Mudança deveria ser feita por lei
Uma investigação do Tribunal de Contas do Estado mostra que em Jordão, um dos municípios mais pobres do país, os vereadores não respeitam a lei e estão reajustando os próprios salários.
O TCE verificou que entre os anos de 2001 a 2004, os nove parlamentares da cidade reajustaram sem ao menos buscar uma base legal.

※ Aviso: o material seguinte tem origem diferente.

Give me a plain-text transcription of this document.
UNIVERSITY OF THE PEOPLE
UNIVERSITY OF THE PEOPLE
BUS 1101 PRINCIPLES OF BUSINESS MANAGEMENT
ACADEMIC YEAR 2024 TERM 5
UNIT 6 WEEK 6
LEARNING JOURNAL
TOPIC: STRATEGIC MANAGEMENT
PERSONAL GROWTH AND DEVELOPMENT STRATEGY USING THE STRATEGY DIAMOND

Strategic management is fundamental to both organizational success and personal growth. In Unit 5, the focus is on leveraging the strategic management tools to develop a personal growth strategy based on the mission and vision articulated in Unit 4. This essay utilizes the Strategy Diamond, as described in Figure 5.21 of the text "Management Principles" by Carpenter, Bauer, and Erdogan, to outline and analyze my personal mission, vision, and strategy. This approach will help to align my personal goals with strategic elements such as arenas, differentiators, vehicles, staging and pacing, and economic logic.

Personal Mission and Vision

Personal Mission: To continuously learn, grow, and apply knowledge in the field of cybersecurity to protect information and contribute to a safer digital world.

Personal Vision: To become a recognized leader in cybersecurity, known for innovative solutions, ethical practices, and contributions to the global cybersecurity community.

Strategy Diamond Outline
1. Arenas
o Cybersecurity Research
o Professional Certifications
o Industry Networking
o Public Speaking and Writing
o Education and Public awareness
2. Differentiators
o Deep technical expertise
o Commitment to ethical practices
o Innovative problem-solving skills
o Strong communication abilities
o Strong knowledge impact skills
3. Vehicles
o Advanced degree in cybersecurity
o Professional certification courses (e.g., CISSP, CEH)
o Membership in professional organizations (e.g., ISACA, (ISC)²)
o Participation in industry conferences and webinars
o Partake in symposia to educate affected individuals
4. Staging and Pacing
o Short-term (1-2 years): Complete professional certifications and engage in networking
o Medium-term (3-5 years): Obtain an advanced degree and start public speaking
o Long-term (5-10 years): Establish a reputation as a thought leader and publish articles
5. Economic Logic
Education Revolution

A constituição determina que só a legislatura anterior pode aumentar a remuneração dos vereadores que vão entrar.
O presidente da mesa diretora à época, Albanir Gomes Lopes e o primeiro secretário, Sinvaldo Barbosa Sereno, foram condenados a devolver R$ 52 mil, dinheiro somado do que todos os vereadores receberam de forma ilegal.

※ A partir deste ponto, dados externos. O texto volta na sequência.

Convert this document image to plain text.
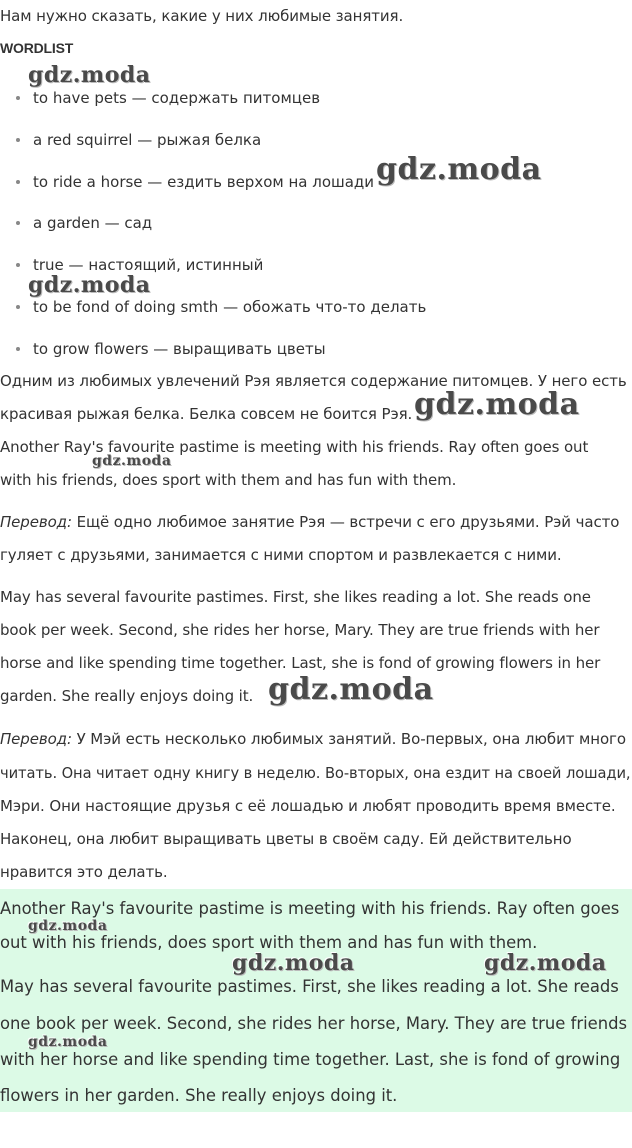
Нам нужно сказать, какие у них любимые занятия.
WORDLIST
to have pets — содержать питомцев
a red squirrel — рыжая белка
to ride a horse — ездить верхом на лошади
a garden — сад
true — настоящий, истинный
to be fond of doing smth — обожать что-то делать
to grow flowers — выращивать цветы
Одним из любимых увлечений Рэя является содержание питомцев. У него есть
красивая рыжая белка. Белка совсем не боится Рэя.
Another Ray's favourite pastime is meeting with his friends. Ray often goes out
with his friends, does sport with them and has fun with them.
Перевод: Ещё одно любимое занятие Рэя — встречи с его друзьями. Рэй часто
гуляет с друзьями, занимается с ними спортом и развлекается с ними.
May has several favourite pastimes. First, she likes reading a lot. She reads one
book per week. Second, she rides her horse, Mary. They are true friends with her
horse and like spending time together. Last, she is fond of growing flowers in her
garden. She really enjoys doing it.
Перевод: У Мэй есть несколько любимых занятий. Во-первых, она любит много
читать. Она читает одну книгу в неделю. Во-вторых, она ездит на своей лошади,
Мэри. Они настоящие друзья с её лошадью и любят проводить время вместе.
Наконец, она любит выращивать цветы в своём саду. Ей действительно
нравится это делать.
Another Ray's favourite pastime is meeting with his friends. Ray often goes
out with his friends, does sport with them and has fun with them.
May has several favourite pastimes. First, she likes reading a lot. She reads
one book per week. Second, she rides her horse, Mary. They are true friends
with her horse and like spending time together. Last, she is fond of growing
flowers in her garden. She really enjoys doing it.
gdz.moda
gdz.moda
gdz.moda
gdz.moda
gdz.moda
gdz.moda
gdz.moda
gdz.moda	gdz.moda
gdz.moda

Nas próximas semanas, o TCE vai julgar outro processo da Câmara de Jordão pela prática do mesmo crime. Em 2008, os vereadores reajustaram os salários.
Políticos se beneficiam da miséria
Jordão é considerado um dos piores lugares do mundo para se viver. O IDH é 0,469, o que garante ao município um índice muito abaixo do desenvolvimento humano.

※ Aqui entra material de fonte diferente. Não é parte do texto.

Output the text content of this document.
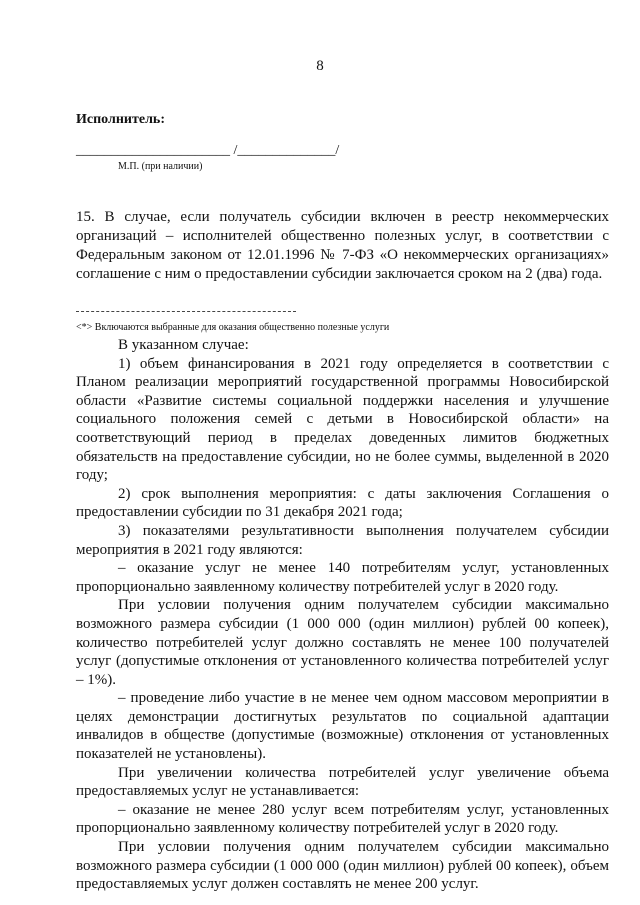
8
Исполнитель:
______________________ /______________/
М.П. (при наличии)
15. В случае, если получатель субсидии включен в реестр некоммерческих организаций – исполнителей общественно полезных услуг, в соответствии с Федеральным законом от 12.01.1996 № 7-ФЗ «О некоммерческих организациях» соглашение с ним о предоставлении субсидии заключается сроком на 2 (два) года.
<*> Включаются выбранные для оказания общественно полезные услуги

В указанном случае:

1) объем финансирования в 2021 году определяется в соответствии с Планом реализации мероприятий государственной программы Новосибирской области «Развитие системы социальной поддержки населения и улучшение социального положения семей с детьми в Новосибирской области» на соответствующий период в пределах доведенных лимитов бюджетных обязательств на предоставление субсидии, но не более суммы, выделенной в 2020 году;

2) срок выполнения мероприятия: с даты заключения Соглашения о предоставлении субсидии по 31 декабря 2021 года;

3) показателями результативности выполнения получателем субсидии мероприятия в 2021 году являются:

– оказание услуг не менее 140 потребителям услуг, установленных пропорционально заявленному количеству потребителей услуг в 2020 году.

При условии получения одним получателем субсидии максимально возможного размера субсидии (1 000 000 (один миллион) рублей 00 копеек), количество потребителей услуг должно составлять не менее 100 получателей услуг (допустимые отклонения от установленного количества потребителей услуг – 1%).

– проведение либо участие в не менее чем одном массовом мероприятии в целях демонстрации достигнутых результатов по социальной адаптации инвалидов в обществе (допустимые (возможные) отклонения от установленных показателей не установлены).

При увеличении количества потребителей услуг увеличение объема предоставляемых услуг не устанавливается:

– оказание не менее 280 услуг всем потребителям услуг, установленных пропорционально заявленному количеству потребителей услуг в 2020 году.

При условии получения одним получателем субсидии максимально возможного размера субсидии (1 000 000 (один миллион) рублей 00 копеек), объем предоставляемых услуг должен составлять не менее 200 услуг.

Jordão tem 6.570 moradores, a parte urbana é uma vila encravada no meio da floresta, para chegar ao local, só de avião ou barco.
Aproveitando desse isolamento, prefeitos e vereadores eleitos no município não zelam pelo dinheiro público. Até quem fiscaliza, que são os vereadores, seguiram o caminho de ilegalidade.
No primeiro caso, o TCE deixou de aplicar multa porque os valores recebidos a mais eram irrisórios. Os vereadores passaram os salários de R$ 480 para R$ 650.
Apesar do valor pequeno, a lei impede o reajuste, e geralmente, no interior do estado, os vereadores mantém outras funções remuneradas. Não existe a desculpa de que não conheciam a lei. Os dois ex-vereadores condenados terão 30 dias para devolver o dinheiro.